On election night, Democrats may see that strategy backfiring.  Kari Lake won her primary victory to become the Republican gubernatorial candidate in Arizona with Democratic support. She now leads in the polls and is likely to win her race.

In New Hampshire, Democratic organizations spent millions of dollars in the Republican Senate primary attacking the moderate candidate state Senate President Chuck Morse, thereby helping his opponent retired Army General Don Bolduc — a man whom fellow Republican Governor Chris Sununu has called a “conspiracy-theory type.” With Democratic support, Bolduc eked out a narrow one-percentage point win over Morse. As mentioned above, Bolduc is now gaining in the race against Democratic incumbent Senator Maggie Hassan, and may flip the seat.

Even where the strategy has succeeded, the Party will have to reckon with its inherent contradiction. How can the Democratic Party make an issue of subverting democracy, while it is supporting election-denying Republican candidates?
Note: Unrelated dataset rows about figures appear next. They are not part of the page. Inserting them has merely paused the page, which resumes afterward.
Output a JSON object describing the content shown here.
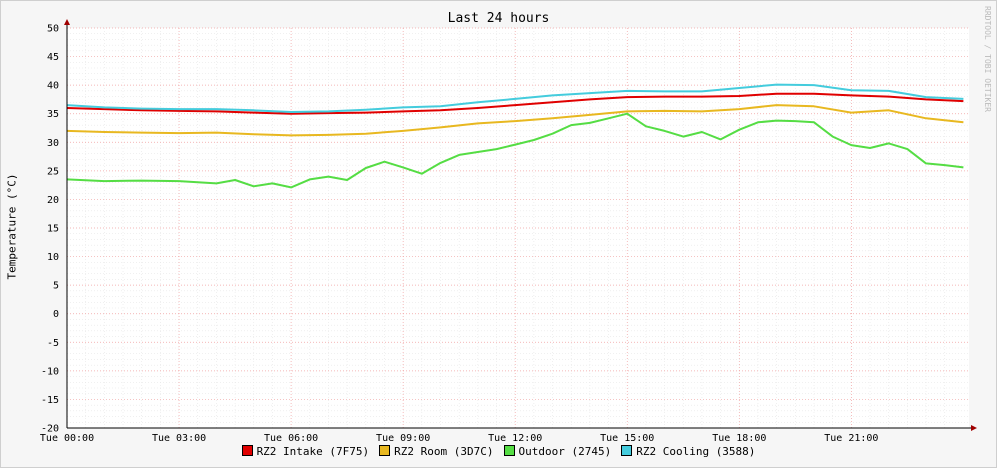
{
  "chart_data": {
    "type": "line",
    "title": "Last 24 hours",
    "ylabel": "Temperature (°C)",
    "xlabel": "",
    "watermark": "RRDTOOL / TOBI OETIKER",
    "ylim": [
      -20,
      50
    ],
    "yticks": [
      50,
      45,
      40,
      35,
      30,
      25,
      20,
      15,
      10,
      5,
      0,
      -5,
      -10,
      -15,
      -20
    ],
    "xlim": [
      0,
      24.15
    ],
    "xticks": [
      {
        "x": 0,
        "label": "Tue 00:00"
      },
      {
        "x": 3,
        "label": "Tue 03:00"
      },
      {
        "x": 6,
        "label": "Tue 06:00"
      },
      {
        "x": 9,
        "label": "Tue 09:00"
      },
      {
        "x": 12,
        "label": "Tue 12:00"
      },
      {
        "x": 15,
        "label": "Tue 15:00"
      },
      {
        "x": 18,
        "label": "Tue 18:00"
      },
      {
        "x": 21,
        "label": "Tue 21:00"
      }
    ],
    "grid": true,
    "legend_position": "bottom",
    "series": [
      {
        "name": "RZ2 Intake (7F75)",
        "color": "#e00000",
        "x": [
          0,
          1,
          2,
          3,
          4,
          5,
          6,
          7,
          8,
          9,
          10,
          11,
          12,
          13,
          14,
          15,
          16,
          17,
          18,
          19,
          20,
          21,
          22,
          23,
          24
        ],
        "y": [
          36,
          35.8,
          35.6,
          35.5,
          35.4,
          35.2,
          35.0,
          35.1,
          35.2,
          35.4,
          35.6,
          36.0,
          36.5,
          37.0,
          37.5,
          37.9,
          38.0,
          38.0,
          38.1,
          38.5,
          38.5,
          38.2,
          38.0,
          37.5,
          37.2
        ]
      },
      {
        "name": "RZ2 Room (3D7C)",
        "color": "#e8b820",
        "x": [
          0,
          1,
          2,
          3,
          4,
          5,
          6,
          7,
          8,
          9,
          10,
          11,
          12,
          13,
          14,
          15,
          16,
          17,
          18,
          19,
          20,
          21,
          22,
          23,
          24
        ],
        "y": [
          32,
          31.8,
          31.7,
          31.6,
          31.7,
          31.4,
          31.2,
          31.3,
          31.5,
          32,
          32.6,
          33.3,
          33.7,
          34.2,
          34.8,
          35.4,
          35.5,
          35.4,
          35.8,
          36.5,
          36.3,
          35.2,
          35.6,
          34.2,
          33.5
        ]
      },
      {
        "name": "Outdoor (2745)",
        "color": "#55dd44",
        "x": [
          0,
          1,
          2,
          3,
          4,
          4.5,
          5,
          5.5,
          6,
          6.5,
          7,
          7.5,
          8,
          8.5,
          9,
          9.5,
          10,
          10.5,
          11,
          11.5,
          12,
          12.5,
          13,
          13.5,
          14,
          14.5,
          15,
          15.5,
          16,
          16.5,
          17,
          17.5,
          18,
          18.5,
          19,
          19.5,
          20,
          20.5,
          21,
          21.5,
          22,
          22.5,
          23,
          23.5,
          24
        ],
        "y": [
          23.5,
          23.2,
          23.3,
          23.2,
          22.8,
          23.4,
          22.3,
          22.8,
          22.1,
          23.5,
          24.0,
          23.4,
          25.5,
          26.6,
          25.6,
          24.5,
          26.4,
          27.8,
          28.3,
          28.8,
          29.6,
          30.4,
          31.5,
          33.0,
          33.4,
          34.2,
          35.0,
          32.8,
          32.0,
          31.0,
          31.8,
          30.5,
          32.2,
          33.5,
          33.8,
          33.7,
          33.5,
          31.0,
          29.5,
          29.0,
          29.8,
          28.8,
          26.3,
          26.0,
          25.6
        ]
      },
      {
        "name": "RZ2 Cooling (3588)",
        "color": "#44ccdd",
        "x": [
          0,
          1,
          2,
          3,
          4,
          5,
          6,
          7,
          8,
          9,
          10,
          11,
          12,
          13,
          14,
          15,
          16,
          17,
          18,
          19,
          20,
          21,
          22,
          23,
          24
        ],
        "y": [
          36.5,
          36.1,
          35.9,
          35.8,
          35.8,
          35.6,
          35.3,
          35.4,
          35.7,
          36.1,
          36.3,
          37.0,
          37.6,
          38.2,
          38.6,
          39.0,
          38.9,
          38.9,
          39.5,
          40.1,
          40.0,
          39.1,
          39.0,
          37.9,
          37.6
        ]
      }
    ]
  }
}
The hypocrisy is manifest.

But these challenges are minor compared to those the Republican Party will face starting on election night, even as it dusts off the victory party confetti.
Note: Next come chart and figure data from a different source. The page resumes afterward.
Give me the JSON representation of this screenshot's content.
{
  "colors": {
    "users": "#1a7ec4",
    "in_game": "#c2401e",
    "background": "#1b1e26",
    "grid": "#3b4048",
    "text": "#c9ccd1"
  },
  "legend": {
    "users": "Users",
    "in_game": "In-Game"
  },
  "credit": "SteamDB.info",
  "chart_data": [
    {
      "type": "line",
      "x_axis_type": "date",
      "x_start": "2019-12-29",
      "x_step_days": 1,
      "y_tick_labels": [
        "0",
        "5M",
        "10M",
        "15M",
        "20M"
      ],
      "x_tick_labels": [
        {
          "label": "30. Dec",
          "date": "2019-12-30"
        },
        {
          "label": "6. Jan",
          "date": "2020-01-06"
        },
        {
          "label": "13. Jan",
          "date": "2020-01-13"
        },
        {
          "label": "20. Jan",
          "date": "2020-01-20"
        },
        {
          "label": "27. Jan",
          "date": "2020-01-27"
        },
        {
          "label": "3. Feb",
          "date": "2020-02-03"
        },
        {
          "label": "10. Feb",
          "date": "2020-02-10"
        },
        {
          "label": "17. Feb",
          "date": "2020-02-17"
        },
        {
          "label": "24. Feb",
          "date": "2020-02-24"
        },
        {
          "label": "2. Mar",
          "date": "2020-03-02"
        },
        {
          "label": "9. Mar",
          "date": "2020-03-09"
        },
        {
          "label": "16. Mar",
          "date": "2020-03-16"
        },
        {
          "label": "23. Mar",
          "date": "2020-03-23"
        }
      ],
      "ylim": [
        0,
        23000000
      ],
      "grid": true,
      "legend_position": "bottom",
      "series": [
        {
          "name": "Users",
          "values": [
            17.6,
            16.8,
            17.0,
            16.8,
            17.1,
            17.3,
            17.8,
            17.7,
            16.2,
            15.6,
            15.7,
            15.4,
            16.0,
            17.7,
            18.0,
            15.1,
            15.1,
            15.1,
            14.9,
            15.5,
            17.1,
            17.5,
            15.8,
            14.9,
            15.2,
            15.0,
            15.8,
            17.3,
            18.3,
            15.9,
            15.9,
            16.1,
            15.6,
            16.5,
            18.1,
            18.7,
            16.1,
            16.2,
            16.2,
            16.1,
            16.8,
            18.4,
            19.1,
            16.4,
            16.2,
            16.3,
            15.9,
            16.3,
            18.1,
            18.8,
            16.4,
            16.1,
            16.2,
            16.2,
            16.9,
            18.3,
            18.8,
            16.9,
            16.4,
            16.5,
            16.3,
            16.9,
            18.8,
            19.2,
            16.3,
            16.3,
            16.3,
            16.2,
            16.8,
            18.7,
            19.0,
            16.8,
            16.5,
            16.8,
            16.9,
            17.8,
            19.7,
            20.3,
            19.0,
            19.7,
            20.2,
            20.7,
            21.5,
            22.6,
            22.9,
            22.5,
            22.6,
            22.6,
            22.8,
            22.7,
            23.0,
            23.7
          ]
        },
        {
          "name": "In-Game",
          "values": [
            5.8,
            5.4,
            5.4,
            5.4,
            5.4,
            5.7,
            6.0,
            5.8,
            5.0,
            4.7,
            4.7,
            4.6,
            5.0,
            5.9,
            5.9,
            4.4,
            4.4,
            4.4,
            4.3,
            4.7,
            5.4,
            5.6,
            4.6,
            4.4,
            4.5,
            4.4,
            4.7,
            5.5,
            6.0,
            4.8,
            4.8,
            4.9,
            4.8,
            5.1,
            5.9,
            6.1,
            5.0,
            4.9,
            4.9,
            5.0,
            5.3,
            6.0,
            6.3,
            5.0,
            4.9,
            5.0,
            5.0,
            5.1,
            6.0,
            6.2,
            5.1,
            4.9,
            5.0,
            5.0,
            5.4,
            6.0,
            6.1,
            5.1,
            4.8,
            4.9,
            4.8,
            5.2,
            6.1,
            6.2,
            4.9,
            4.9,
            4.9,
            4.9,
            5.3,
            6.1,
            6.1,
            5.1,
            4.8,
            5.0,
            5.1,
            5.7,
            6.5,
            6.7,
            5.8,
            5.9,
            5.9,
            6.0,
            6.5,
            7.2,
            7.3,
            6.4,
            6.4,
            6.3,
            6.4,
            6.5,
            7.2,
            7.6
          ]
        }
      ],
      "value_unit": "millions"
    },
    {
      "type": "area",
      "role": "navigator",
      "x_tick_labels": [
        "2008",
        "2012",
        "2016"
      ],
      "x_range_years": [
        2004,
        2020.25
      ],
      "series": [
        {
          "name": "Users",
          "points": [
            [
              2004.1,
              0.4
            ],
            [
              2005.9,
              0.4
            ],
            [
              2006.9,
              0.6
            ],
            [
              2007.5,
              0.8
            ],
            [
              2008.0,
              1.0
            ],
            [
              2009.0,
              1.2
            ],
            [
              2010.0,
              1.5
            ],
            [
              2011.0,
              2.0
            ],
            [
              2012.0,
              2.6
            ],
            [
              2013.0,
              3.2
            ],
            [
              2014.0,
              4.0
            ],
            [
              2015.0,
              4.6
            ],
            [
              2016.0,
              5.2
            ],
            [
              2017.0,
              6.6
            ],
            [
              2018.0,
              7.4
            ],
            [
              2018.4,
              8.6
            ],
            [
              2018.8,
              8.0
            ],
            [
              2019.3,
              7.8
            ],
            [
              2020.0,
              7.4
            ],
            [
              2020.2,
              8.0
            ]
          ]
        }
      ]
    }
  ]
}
To date, having lost the White House, the Senate, and the House – all of which it controlled only four years ago – the Republicans have been able to limit themselves to condemning the Biden administration. But with control of Congress restored, the GOP will have to do more than condemn. It will have to articulate alternatives.

That will not prove easy for such a splintered Party.

On taxes, health care, aid to Ukraine, abortion, and many other issues, there is no “Republican position.”  Instead, there are conflicting Republican positions. The only issues where any semblance of Party unity exists are crime (which is largely addressed at the local level) and inflation (which is largely managed by the Federal Reserve).

The absence of a coherent set of policies is not accidental. It stems from the fact that there are deep philosophical fissures within the Party.

For over a century, the Republican Party has been the home of conservatism, a political philosophy embracing limited government and free enterprise at home, and a strong military to protect the national interest abroad.  In addition to its substance, there is a conservative style. A hallmark of conservatism has been its optimism personified by Ronald Reagan, a man who appeared to harbor no doubt that his side would eventually prevail and, perhaps for that very reason, no bitterness toward his opponents.

The modern Republican Party is having second thoughts about both the conservative philosophy and style.

In a much discussed article published on the Federalist website, John Davidson argues that “we need to stop calling ourselves conservatives.”  In place of small government, Davidson wants Republicans to be the party of big government.  “If conservatives want to save the country they are going to have to rebuild and in a sense re-found it, and that means getting used to the idea of wielding power, not despising it.   Why? Because accommodation or compromise with the left is impossible.”  He goes on:

The left will only stop when conservatives stop them, which means conservatives will have to discard outdated and irrelevant notions about “small government.” The government will have to become, in the hands of conservatives, an instrument of renewal in American life — and in some cases, a blunt instrument indeed.

In place of free enterprise and strong foreign policy, Davidson urges conservatives to terminate their alliance with “market-obsessed libertarians and foreign policy neocons.”

In place of Reagan’s sunny optimism, Davidson offers this bleak assessment: “The conservative project has largely failed…. It was about maintaining traditions and preserving Western civilization …. Well, too late. Western civilization is dying.”

It should be noted that John Davidson is not some fringe pundit venting in some extreme media outlet. The Federalist is a serious “conservative” publication, whose website garners about 5 million visits per month. His contentions are receiving serious consideration.

The Republican Party faces an identity crisis. What does the Party stand for? What is its vision of the future?

As long as the Party was out of power, it could avoid answering those questions. That luxury will likely end on the night of November 8 as the election results pour in.